A thing that really annoyed me was that each time I run a playbook, I have to give Ansible my sudo password. Besides that, Ansible prompts for the password at an early stage of execution, even before trying to include all files or running a syntax check on them. Thus it isn't uncommon that Ansible fails immediately after because of a mistake I made in a playbook, and I have fix it, rerun the command, reenter my password… and so on. Which is very frustrated.

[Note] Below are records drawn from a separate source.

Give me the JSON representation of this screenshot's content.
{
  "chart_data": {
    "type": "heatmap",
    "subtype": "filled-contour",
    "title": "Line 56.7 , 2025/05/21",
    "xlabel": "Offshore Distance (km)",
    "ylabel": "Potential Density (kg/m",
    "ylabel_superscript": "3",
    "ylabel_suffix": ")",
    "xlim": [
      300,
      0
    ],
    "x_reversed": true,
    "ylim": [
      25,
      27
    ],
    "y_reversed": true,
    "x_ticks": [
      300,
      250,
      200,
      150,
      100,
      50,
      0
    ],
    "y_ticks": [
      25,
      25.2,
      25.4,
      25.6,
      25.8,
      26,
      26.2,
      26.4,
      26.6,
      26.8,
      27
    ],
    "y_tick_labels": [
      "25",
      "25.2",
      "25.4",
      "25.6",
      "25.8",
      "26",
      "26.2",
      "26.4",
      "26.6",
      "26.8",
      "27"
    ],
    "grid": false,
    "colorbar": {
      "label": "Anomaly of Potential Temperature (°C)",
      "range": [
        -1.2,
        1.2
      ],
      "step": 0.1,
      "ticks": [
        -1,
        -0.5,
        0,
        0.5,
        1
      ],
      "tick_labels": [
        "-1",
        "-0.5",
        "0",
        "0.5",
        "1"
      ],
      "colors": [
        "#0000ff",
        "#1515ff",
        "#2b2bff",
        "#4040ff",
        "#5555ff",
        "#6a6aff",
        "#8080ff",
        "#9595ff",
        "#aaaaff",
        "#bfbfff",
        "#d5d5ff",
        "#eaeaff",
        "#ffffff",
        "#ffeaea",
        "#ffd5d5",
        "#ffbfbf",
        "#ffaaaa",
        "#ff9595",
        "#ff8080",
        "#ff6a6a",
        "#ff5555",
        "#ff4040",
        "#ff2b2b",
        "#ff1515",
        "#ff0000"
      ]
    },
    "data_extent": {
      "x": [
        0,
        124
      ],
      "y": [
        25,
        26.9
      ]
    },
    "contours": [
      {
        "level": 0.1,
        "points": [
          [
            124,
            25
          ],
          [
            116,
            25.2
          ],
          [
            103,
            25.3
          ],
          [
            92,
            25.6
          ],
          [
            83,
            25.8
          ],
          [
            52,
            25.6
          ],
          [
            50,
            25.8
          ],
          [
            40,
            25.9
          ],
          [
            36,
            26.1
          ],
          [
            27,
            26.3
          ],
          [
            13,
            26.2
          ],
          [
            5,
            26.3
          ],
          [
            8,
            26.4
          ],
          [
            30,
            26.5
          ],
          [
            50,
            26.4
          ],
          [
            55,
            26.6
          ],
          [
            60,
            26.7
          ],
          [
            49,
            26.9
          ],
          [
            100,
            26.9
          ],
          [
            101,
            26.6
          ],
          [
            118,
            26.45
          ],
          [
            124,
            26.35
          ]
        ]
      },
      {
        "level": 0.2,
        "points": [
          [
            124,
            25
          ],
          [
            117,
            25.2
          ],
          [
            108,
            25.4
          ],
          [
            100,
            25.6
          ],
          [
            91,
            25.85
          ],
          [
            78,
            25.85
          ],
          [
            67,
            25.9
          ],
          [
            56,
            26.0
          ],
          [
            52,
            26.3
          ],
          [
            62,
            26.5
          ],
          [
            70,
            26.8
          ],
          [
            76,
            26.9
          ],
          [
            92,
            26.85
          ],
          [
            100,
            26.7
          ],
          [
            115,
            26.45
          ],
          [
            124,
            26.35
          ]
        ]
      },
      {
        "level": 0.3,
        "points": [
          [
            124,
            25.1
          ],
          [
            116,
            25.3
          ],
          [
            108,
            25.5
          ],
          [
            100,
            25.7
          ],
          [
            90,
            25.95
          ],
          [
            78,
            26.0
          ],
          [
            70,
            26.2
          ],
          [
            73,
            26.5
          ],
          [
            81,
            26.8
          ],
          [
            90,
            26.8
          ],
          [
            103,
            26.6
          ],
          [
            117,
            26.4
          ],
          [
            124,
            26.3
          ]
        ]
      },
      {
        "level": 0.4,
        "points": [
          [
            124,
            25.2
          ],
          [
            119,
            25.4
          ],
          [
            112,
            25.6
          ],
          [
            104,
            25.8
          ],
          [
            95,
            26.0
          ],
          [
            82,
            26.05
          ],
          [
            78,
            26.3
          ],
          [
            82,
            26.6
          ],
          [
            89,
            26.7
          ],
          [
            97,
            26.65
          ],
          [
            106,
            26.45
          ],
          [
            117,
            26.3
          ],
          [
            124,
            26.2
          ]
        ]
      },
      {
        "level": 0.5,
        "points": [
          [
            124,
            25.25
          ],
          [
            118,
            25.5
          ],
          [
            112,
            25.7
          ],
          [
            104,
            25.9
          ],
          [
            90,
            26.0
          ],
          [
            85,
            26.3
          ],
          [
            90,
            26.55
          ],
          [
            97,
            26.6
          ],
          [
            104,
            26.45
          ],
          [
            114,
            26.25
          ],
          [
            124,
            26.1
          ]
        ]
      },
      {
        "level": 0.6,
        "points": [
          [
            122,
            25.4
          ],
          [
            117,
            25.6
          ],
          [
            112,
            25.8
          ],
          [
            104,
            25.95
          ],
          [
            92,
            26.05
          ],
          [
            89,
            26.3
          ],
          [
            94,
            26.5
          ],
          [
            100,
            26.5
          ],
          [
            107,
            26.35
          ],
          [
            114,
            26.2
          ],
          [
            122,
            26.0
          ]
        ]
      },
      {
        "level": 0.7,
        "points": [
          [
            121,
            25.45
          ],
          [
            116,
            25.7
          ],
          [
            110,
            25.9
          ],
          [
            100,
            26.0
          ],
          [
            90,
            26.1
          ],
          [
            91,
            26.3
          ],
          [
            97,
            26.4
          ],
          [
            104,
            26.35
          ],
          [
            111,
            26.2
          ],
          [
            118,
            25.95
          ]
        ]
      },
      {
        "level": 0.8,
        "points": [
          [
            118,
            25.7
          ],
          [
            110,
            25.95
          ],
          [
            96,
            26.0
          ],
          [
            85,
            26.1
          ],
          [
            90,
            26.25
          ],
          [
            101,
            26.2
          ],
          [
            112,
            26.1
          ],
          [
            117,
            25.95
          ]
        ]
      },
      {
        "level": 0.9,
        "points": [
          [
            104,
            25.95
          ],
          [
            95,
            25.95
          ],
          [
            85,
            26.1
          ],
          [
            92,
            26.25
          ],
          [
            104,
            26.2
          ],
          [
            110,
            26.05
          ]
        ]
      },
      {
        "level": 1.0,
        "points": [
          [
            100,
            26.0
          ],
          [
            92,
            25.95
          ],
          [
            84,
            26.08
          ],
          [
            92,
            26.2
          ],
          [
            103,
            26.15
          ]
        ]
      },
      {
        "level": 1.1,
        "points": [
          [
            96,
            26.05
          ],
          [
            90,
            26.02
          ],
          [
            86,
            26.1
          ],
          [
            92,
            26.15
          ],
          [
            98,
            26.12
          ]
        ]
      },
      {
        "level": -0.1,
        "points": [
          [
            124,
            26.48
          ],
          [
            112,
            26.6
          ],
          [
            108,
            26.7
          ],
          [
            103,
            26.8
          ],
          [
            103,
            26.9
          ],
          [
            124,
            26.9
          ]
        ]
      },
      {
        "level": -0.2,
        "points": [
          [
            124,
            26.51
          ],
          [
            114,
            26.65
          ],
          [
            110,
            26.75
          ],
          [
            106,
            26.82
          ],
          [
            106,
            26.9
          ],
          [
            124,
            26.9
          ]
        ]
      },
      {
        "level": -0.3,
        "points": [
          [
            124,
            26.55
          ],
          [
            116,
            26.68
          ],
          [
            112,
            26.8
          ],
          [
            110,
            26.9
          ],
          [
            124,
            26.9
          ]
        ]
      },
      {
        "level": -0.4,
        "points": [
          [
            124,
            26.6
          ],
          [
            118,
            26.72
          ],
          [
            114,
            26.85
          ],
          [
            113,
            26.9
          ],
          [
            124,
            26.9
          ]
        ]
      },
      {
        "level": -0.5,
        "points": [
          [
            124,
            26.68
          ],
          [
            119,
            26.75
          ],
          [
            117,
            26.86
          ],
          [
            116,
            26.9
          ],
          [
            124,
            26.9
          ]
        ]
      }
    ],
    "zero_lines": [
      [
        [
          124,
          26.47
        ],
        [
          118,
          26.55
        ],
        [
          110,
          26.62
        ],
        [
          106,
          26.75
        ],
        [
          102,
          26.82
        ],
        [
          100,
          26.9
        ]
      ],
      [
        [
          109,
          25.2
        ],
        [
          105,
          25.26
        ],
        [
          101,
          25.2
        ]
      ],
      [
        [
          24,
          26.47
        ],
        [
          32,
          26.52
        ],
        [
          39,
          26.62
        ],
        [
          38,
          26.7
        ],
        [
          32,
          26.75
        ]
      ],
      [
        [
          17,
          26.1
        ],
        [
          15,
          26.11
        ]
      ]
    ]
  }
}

I know some workarounds exist to avoid dealing with the interactive sudo
password prompt: allowing Ansible to be executed without password on the servers (almost
equivalent to allowing any command to be executed without password…, which is
not an acceptable answer), storing your password into ansible_sudo_pass
variable in a cleartext file somewhere (yes you can encrypt it with
ansible-vault
but then you have to give the vault password each time you run
your playbook), trying to mess with except
…
The simple and elegant way of doing it for me would be that Ansible gets the password from an agent,
like gpg-agent
, or execute an arbitrary command to get it.
After a lot of research and experimentation, I found a pretty nice and clever
solution on Stackoverflow (far at the
bottom, it should be upvoted more than that IMHO). The idea is to combine --extra-var
ansible option (to which a file descriptor can be passed, while prefixing it with
@
) and <()
bash operator to convert a command's stdout to a file virtual
file descriptor. We end up with the following command:
$ ansible-playbook -e@<(echo "ansible_sudo_pass: $(pass Sysadmin/xxxx)") playbook.yml
This way my sudo password is retrieved from my pass
's password manager (which uses
gpg-agent) and I'm not bothered anymore with Ansible's interactive prompt \o/.
The only drawback is that I didn't find a way to set this into the ansible.cfg or somewhere else, except writing a bash alias or a small wrapper.